Two main interests brought me to the Green Team: avoiding unnecessary waste, and solar power.

For myself, I believe waste is the sincerest form of ingratitude to the earth; it is the opposite of reverence. Since a sense of gratitude has been proven to be a key indicator in happiness, eliminating waste is a key to happiness. Take an aluminum can for instance. Aluminum is made from a raw ore called bauxite; refining bauxite into aluminum is very energy intensive. Why would we collectively dig a hole to mine bauxite, spend all the resources required to make it into an aluminum can, and then dig another hole (landfill) to throw it into? We don’t have too many aluminum cans around Hamline Church, but an audit shows that we’re wasting a lot of energy. I’d rather put my money in the offering plate than throw it out a leaky window.

Solar power: it’s already the dominant form of energy on this planet.

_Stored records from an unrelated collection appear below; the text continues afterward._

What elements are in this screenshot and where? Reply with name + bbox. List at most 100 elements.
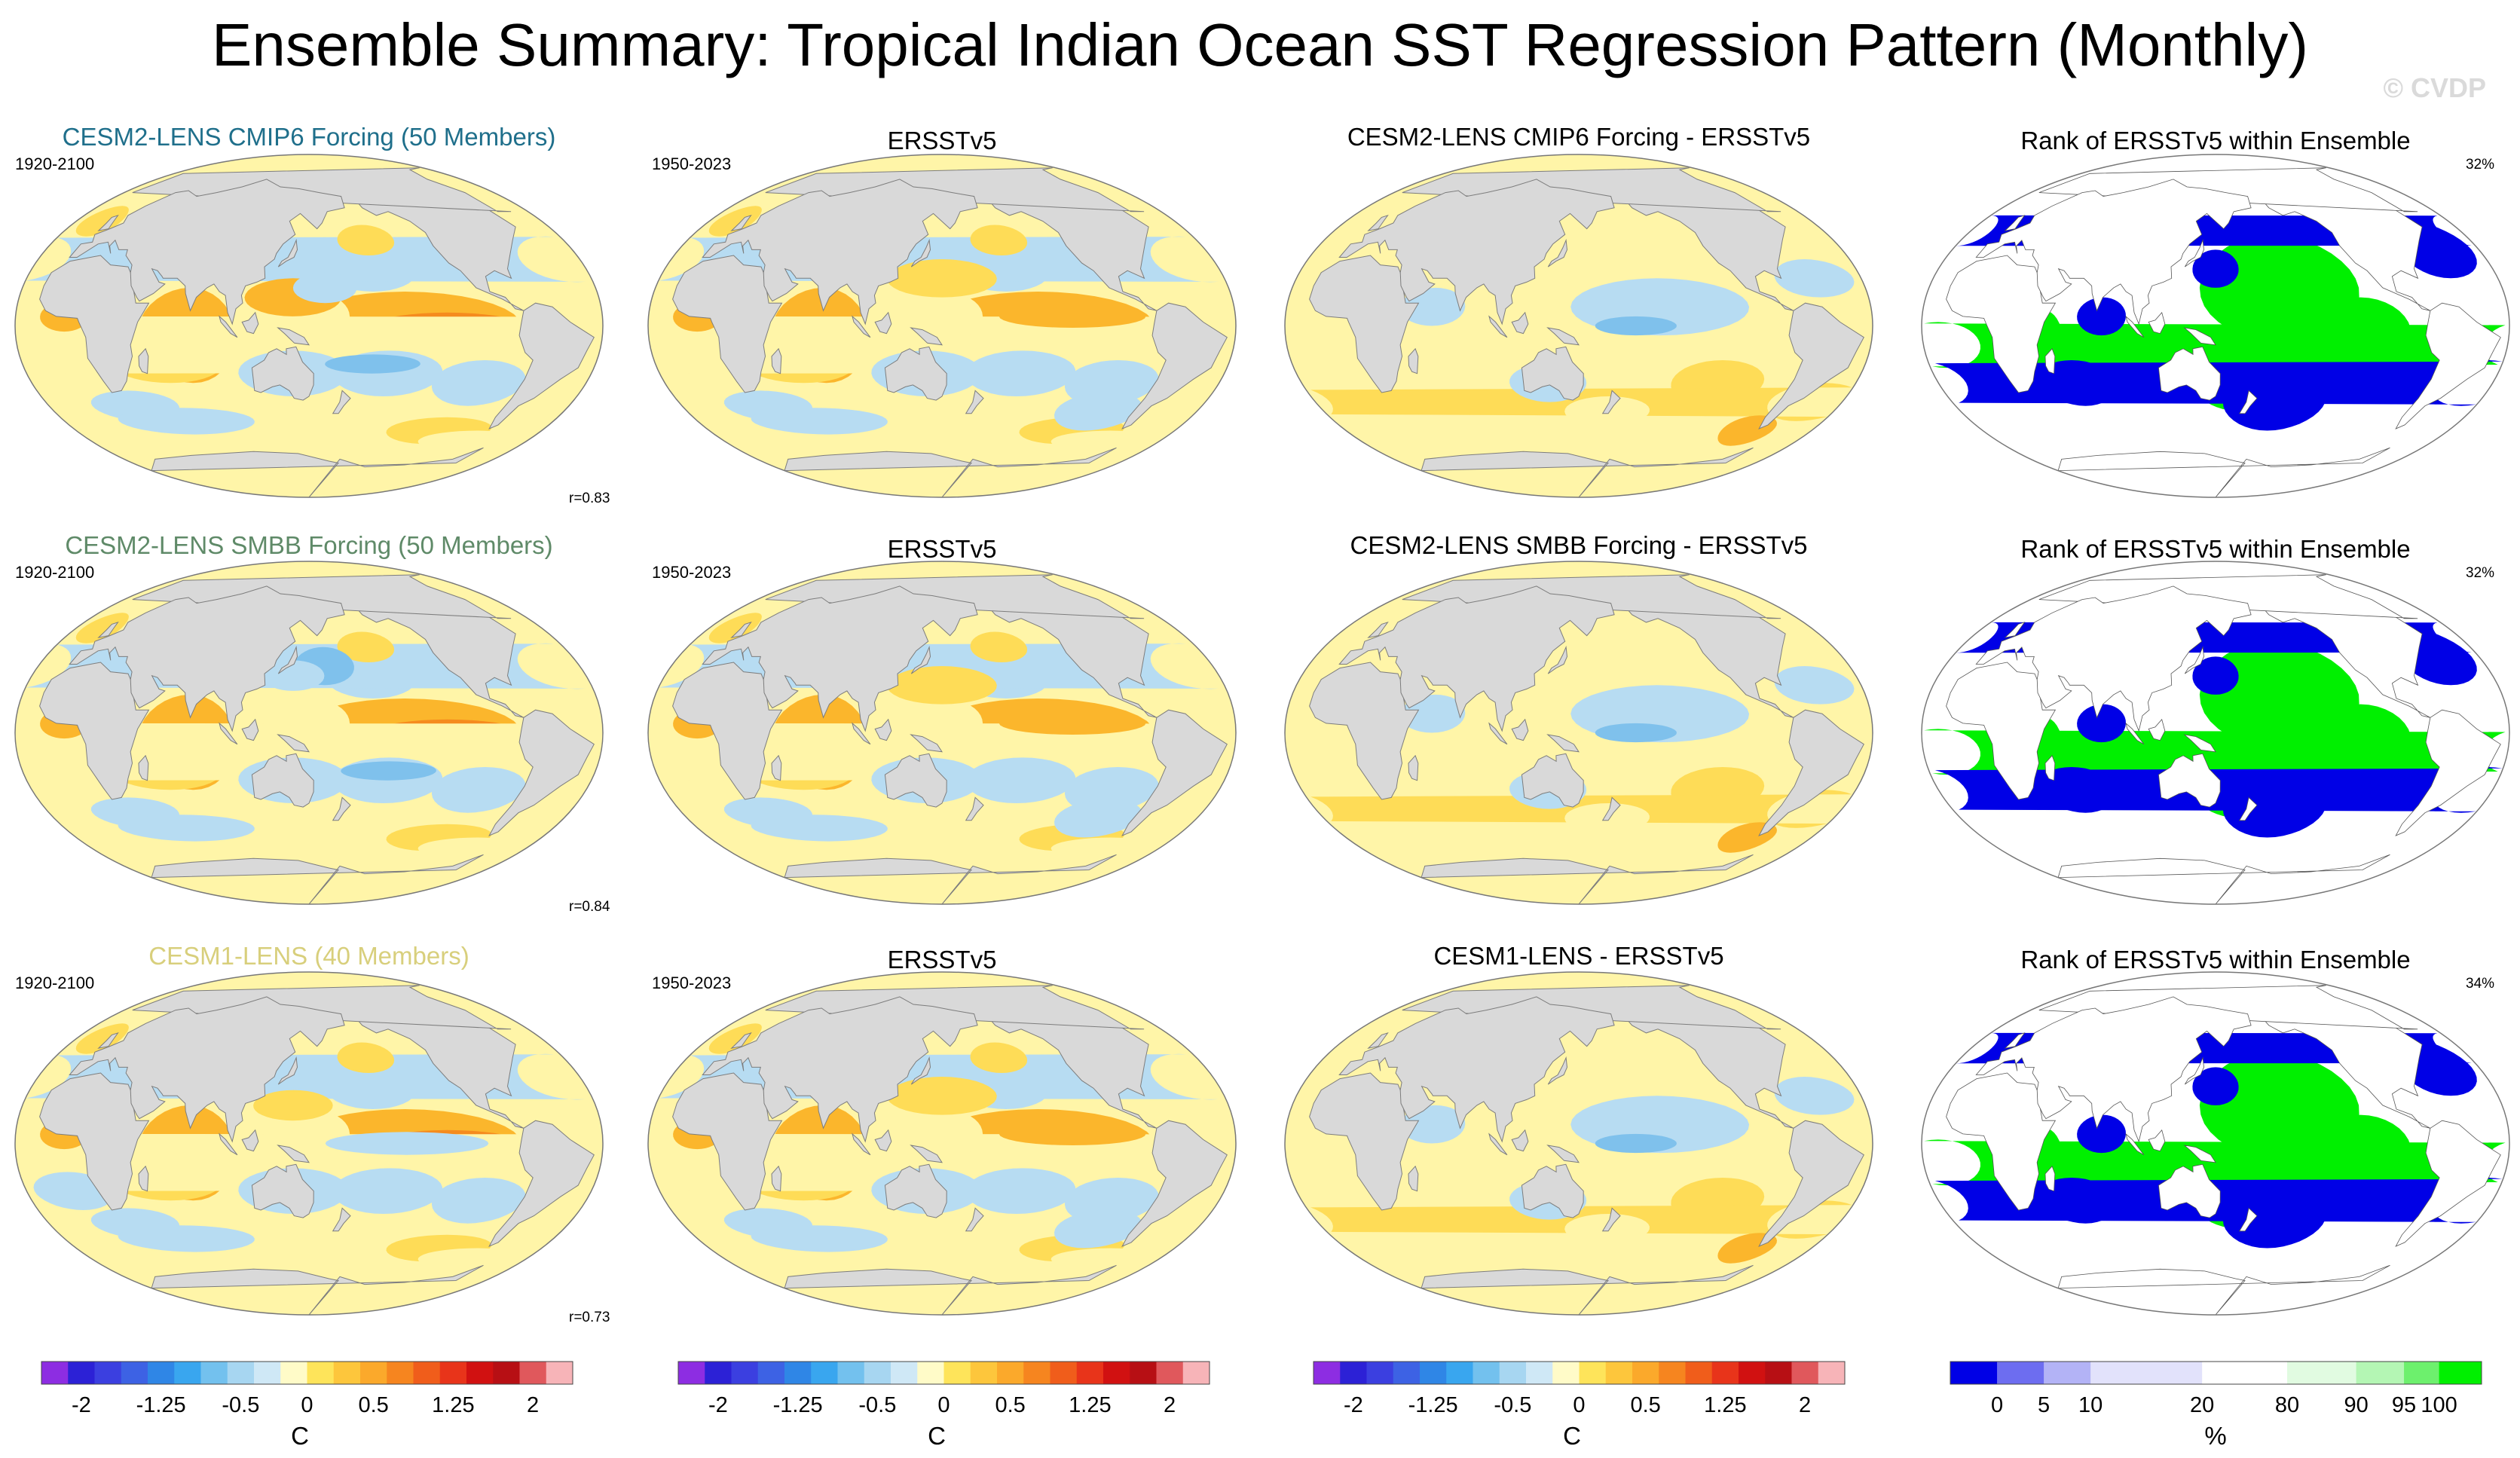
land-greenland <box>2038 985 2418 1030</box>
land-newguinea <box>277 734 310 753</box>
land-sumatra <box>852 315 871 338</box>
land-newzealand <box>1601 796 1621 821</box>
colorbar-unit: C <box>928 1422 946 1450</box>
field-blob <box>887 1077 997 1115</box>
field-blob <box>431 360 526 406</box>
colorbar-swatch <box>943 1362 971 1384</box>
colorbar-swatch <box>1473 1362 1500 1384</box>
land-newzealand <box>1601 1207 1621 1232</box>
colorbar-swatch <box>811 1362 838 1384</box>
land-newzealand <box>332 1207 351 1232</box>
colorbar-swatch <box>1446 1362 1473 1384</box>
colorbar-frame <box>677 1361 1210 1385</box>
land-southAmerica <box>1758 709 1864 837</box>
diff-panel-title: CESM1-LENS - ERSSTv5 <box>1433 942 1724 970</box>
land-uk <box>97 621 119 638</box>
land-sumatra <box>852 1132 871 1156</box>
field-blob <box>2199 234 2359 341</box>
colorbar-swatch <box>1579 1362 1607 1384</box>
land-southAmerica <box>2395 709 2501 836</box>
colorbar-swatch <box>1103 1362 1130 1384</box>
land-eurasia <box>702 179 978 326</box>
land-southAmerica <box>488 1120 595 1248</box>
rank-colorbar-swatch <box>2439 1362 2482 1384</box>
colorbar-swatch <box>1632 1362 1659 1384</box>
colorbar-swatch <box>1023 1362 1051 1384</box>
land-australia <box>1521 753 1584 808</box>
land-uk <box>730 1032 752 1049</box>
land-sumatra <box>1488 315 1508 338</box>
map-r1-obs <box>647 154 1237 498</box>
land-japan <box>277 238 298 267</box>
colorbar-swatch <box>121 1362 148 1384</box>
field-blob <box>118 1225 255 1252</box>
map-border <box>1921 561 2510 905</box>
land-antarctica <box>2057 447 2390 497</box>
rank-colorbar-tick-label: 90 <box>2344 1393 2369 1417</box>
field-blob <box>337 631 395 662</box>
colorbar-tick-label: -2 <box>708 1393 728 1417</box>
colorbar-swatch <box>227 1362 255 1384</box>
land-antarctica <box>2057 854 2390 904</box>
land-borneo <box>241 1129 259 1152</box>
colorbar-swatch <box>1685 1362 1713 1384</box>
land-southAmerica <box>488 302 595 430</box>
watermark: © CVDP <box>2383 72 2486 103</box>
land-newguinea <box>277 1145 310 1163</box>
land-newguinea <box>1546 327 1580 346</box>
field-blob <box>75 1023 129 1054</box>
colorbar-swatch <box>1659 1362 1686 1384</box>
field-blob <box>648 723 1229 781</box>
colorbar-swatch <box>387 1362 414 1384</box>
rank-colorbar-swatch <box>2404 1362 2440 1384</box>
colorbar-tick-label: 0.5 <box>995 1393 1026 1417</box>
land-australia <box>251 753 314 808</box>
land-antarctica <box>784 854 1117 904</box>
field-blob <box>1054 393 1142 431</box>
colorbar-swatch <box>280 1362 307 1384</box>
land-australia <box>884 1163 947 1218</box>
colorbar-swatch <box>1711 1362 1739 1384</box>
land-southAmerica <box>1121 1120 1228 1248</box>
field-blob <box>2077 1114 2126 1154</box>
map-r1-rank <box>1921 154 2510 498</box>
field-blob <box>2199 1052 2359 1159</box>
land-borneo <box>874 718 892 741</box>
colorbar-swatch <box>333 1362 361 1384</box>
colorbar-swatch <box>1420 1362 1447 1384</box>
land-uk <box>730 214 752 231</box>
rank-percent: 32% <box>2466 157 2495 173</box>
field-blob <box>1774 1077 1855 1115</box>
land-madagascar <box>1408 754 1419 781</box>
map-r3-diff <box>1284 971 1873 1316</box>
land-borneo <box>2148 718 2166 741</box>
field-blob <box>337 1042 395 1073</box>
land-borneo <box>1511 1129 1529 1152</box>
colorbar-swatch <box>1340 1362 1367 1384</box>
field-blob <box>75 206 129 237</box>
land-greenland <box>1402 574 1781 619</box>
land-madagascar <box>2044 348 2056 374</box>
land-antarctica <box>1421 854 1754 904</box>
field-blob <box>2192 249 2239 288</box>
field-blob <box>1054 799 1142 838</box>
land-newzealand <box>2238 796 2258 821</box>
colorbar-swatch <box>1050 1362 1078 1384</box>
field-blob <box>417 430 518 450</box>
land-antarctica <box>151 1264 484 1315</box>
obs-period: 1950-2023 <box>652 154 732 173</box>
field-blob <box>2192 656 2239 695</box>
land-madagascar <box>138 1165 149 1192</box>
land-greenland <box>2038 167 2418 212</box>
colorbar-swatch <box>466 1362 494 1384</box>
land-borneo <box>241 311 259 335</box>
land-borneo <box>2148 311 2166 335</box>
colorbar-swatch <box>1314 1362 1341 1384</box>
land-japan <box>1547 645 1568 674</box>
field-blob <box>253 1090 333 1121</box>
land-greenland <box>1402 985 1781 1030</box>
field-blob <box>2192 1067 2239 1105</box>
field-blob <box>970 1042 1028 1073</box>
land-japan <box>1547 1056 1568 1085</box>
colorbar-tick-label: 0.5 <box>358 1393 389 1417</box>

The gas you use to drive to church is old sunshine—sunlight that hit the Earth 300 million years ago and was captured by an array of microscopic photosynthetic organisms that eventually became buried under the seas. Percolating under intense heat and pressure, these microorganisms were slowly distilled into oil and gas.

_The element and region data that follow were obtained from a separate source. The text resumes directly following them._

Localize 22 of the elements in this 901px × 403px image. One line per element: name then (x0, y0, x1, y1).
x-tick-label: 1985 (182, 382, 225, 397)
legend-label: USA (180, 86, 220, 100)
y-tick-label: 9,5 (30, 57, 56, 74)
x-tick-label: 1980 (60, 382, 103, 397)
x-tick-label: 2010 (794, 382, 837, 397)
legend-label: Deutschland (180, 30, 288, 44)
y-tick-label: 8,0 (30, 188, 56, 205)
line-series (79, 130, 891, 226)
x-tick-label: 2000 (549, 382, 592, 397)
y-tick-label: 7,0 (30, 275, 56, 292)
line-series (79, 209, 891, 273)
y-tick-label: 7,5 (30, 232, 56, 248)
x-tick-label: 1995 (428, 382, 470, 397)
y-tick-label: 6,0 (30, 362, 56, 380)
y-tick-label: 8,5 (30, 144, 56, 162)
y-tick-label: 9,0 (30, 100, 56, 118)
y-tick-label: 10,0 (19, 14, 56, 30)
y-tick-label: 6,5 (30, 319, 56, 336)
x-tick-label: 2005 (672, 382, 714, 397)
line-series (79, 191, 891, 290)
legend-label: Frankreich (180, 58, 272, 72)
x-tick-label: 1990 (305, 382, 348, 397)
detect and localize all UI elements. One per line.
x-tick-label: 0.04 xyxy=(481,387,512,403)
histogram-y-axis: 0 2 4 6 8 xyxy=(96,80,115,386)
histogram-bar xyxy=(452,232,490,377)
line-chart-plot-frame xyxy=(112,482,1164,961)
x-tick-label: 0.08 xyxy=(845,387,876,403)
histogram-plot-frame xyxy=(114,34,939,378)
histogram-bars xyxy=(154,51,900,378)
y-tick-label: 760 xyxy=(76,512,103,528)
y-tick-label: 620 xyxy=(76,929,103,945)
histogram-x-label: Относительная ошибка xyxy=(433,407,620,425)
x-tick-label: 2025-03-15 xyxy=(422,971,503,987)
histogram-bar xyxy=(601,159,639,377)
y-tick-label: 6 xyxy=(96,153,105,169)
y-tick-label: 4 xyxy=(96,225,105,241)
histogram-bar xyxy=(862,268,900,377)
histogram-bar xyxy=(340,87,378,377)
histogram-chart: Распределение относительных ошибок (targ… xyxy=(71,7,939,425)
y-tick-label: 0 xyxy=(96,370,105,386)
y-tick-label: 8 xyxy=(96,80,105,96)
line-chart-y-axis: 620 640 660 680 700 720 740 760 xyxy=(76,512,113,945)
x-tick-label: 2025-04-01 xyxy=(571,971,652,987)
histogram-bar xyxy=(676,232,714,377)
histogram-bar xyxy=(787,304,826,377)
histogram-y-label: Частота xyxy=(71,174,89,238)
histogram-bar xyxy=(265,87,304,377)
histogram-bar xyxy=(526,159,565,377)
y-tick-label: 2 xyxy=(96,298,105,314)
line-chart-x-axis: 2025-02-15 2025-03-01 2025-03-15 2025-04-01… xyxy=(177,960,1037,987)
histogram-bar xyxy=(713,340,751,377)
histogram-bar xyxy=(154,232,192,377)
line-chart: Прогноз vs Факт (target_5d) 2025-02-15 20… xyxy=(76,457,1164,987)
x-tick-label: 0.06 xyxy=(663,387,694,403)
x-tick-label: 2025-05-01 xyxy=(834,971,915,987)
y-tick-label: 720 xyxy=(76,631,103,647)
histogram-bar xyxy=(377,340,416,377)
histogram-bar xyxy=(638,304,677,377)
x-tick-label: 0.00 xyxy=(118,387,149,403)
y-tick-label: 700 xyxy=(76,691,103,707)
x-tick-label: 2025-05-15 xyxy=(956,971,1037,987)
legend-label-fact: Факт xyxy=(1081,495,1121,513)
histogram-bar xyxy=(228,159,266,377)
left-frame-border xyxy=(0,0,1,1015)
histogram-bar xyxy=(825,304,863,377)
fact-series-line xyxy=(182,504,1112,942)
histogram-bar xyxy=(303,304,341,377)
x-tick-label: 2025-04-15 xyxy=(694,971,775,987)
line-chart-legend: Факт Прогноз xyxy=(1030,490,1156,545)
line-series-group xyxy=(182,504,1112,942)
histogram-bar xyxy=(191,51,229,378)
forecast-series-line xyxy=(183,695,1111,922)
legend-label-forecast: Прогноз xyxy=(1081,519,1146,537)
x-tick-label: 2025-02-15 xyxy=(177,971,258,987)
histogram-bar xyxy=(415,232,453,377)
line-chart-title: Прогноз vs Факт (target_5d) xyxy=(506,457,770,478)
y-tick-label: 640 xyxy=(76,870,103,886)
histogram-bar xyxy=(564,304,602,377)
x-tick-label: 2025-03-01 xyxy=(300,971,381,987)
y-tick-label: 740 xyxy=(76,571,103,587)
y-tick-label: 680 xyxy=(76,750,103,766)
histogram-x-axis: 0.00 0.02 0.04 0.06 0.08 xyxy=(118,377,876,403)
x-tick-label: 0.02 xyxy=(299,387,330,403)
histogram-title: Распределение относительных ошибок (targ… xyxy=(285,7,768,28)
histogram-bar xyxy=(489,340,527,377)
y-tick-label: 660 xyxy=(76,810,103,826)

Putting solar panels on the education wing of Hamline Church is not only a good investment, it sends a message that we are a forward-thinking congregation that recognizes both the science of climate change and the injustice of its consequences. I anticipate that Hurricane Harvey, Irma, and now Maria will prove, yet again, that when disaster strikes, the rich lose a little, and the poor lose a lot—maybe everything. And Jesus has called us to help the poor. We can shine a light by capturing the light.

Hamline Church will begin producing solar energy beginning in late Spring 2018.  We expect it will be enough energy to offset about half our current electricity consumption.